Nice work Jeff! Man, it was a good weekend all up and down the coast!


----------



## devinsdad (Mar 31, 2010)

Awesome night! Bet your arms are sore today! Looks like grilled blacktip steaks tonight!


----------



## J.Sharit (Oct 3, 2007)

Great JOB Guys I knew IF i did'nt go you guys
would have a great night just my luck......jim


----------



## grey ghost (Jul 24, 2011)

Fill me in a lil on them black tips? I guess your gone eat them, what is best way to cook them, do you bleed them? I heard some sharks urinate on itself for some reason and ruins meat?? whats your take?? Great pics!!:thumbup:


----------



## amarcafina (Aug 24, 2008)

Uric acid in there blood stream , bleed em and and lay fillets on the frig. rack overnight, then cook em.


----------



## beeritself (Nov 25, 2010)

Thanks, Jim. It's ashame you didn't make it out there.
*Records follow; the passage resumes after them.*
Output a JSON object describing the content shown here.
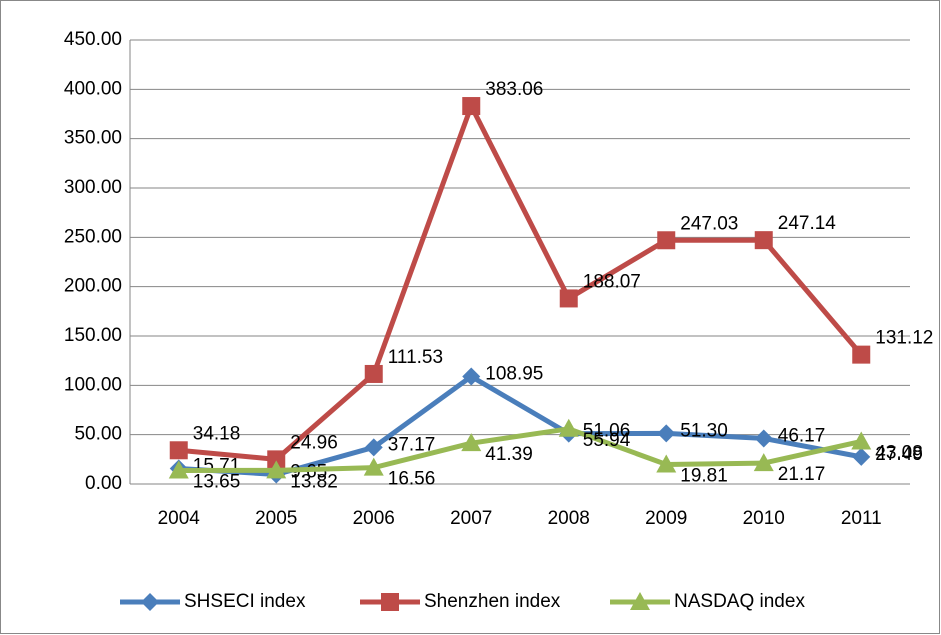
{
  "chart_data": {
    "type": "line",
    "categories": [
      "2004",
      "2005",
      "2006",
      "2007",
      "2008",
      "2009",
      "2010",
      "2011"
    ],
    "series": [
      {
        "name": "SHSECI index",
        "color": "#4a7ebb",
        "marker": "diamond",
        "values": [
          15.71,
          9.65,
          37.17,
          108.95,
          51.06,
          51.3,
          46.17,
          27.49
        ],
        "value_labels": [
          "15.71",
          "9.65",
          "37.17",
          "108.95",
          "51.06",
          "51.30",
          "46.17",
          "27.49"
        ]
      },
      {
        "name": "Shenzhen index",
        "color": "#be4b48",
        "marker": "square",
        "values": [
          34.18,
          24.96,
          111.53,
          383.06,
          188.07,
          247.03,
          247.14,
          131.12
        ],
        "value_labels": [
          "34.18",
          "24.96",
          "111.53",
          "383.06",
          "188.07",
          "247.03",
          "247.14",
          "131.12"
        ]
      },
      {
        "name": "NASDAQ index",
        "color": "#98b954",
        "marker": "triangle",
        "values": [
          13.65,
          13.82,
          16.56,
          41.39,
          55.94,
          19.81,
          21.17,
          43.08
        ],
        "value_labels": [
          "13.65",
          "13.82",
          "16.56",
          "41.39",
          "55.94",
          "19.81",
          "21.17",
          "43.08"
        ]
      }
    ],
    "ylim": [
      0,
      450
    ],
    "yticks": [
      {
        "value": 0,
        "label": "0.00"
      },
      {
        "value": 50,
        "label": "50.00"
      },
      {
        "value": 100,
        "label": "100.00"
      },
      {
        "value": 150,
        "label": "150.00"
      },
      {
        "value": 200,
        "label": "200.00"
      },
      {
        "value": 250,
        "label": "250.00"
      },
      {
        "value": 300,
        "label": "300.00"
      },
      {
        "value": 350,
        "label": "350.00"
      },
      {
        "value": 400,
        "label": "400.00"
      },
      {
        "value": 450,
        "label": "450.00"
      }
    ],
    "grid": true,
    "legend": "bottom"
  }
}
Maybe next time. 
Grey Ghost - What we do when we catch them is gut them and cut off the head immediately and pack the remainder in ice and the meat stays fresh. In this case, we have too much meat to cook at one time, so we cut them into steaks, skin em, and freeze them in water. They cook really well no matter how they are prepared, but can dry out easily if you're not careful.

+1 amarcafina for the the technical info.


----------



## PompChaser315 (Feb 18, 2011)

Nice catch dude!


----------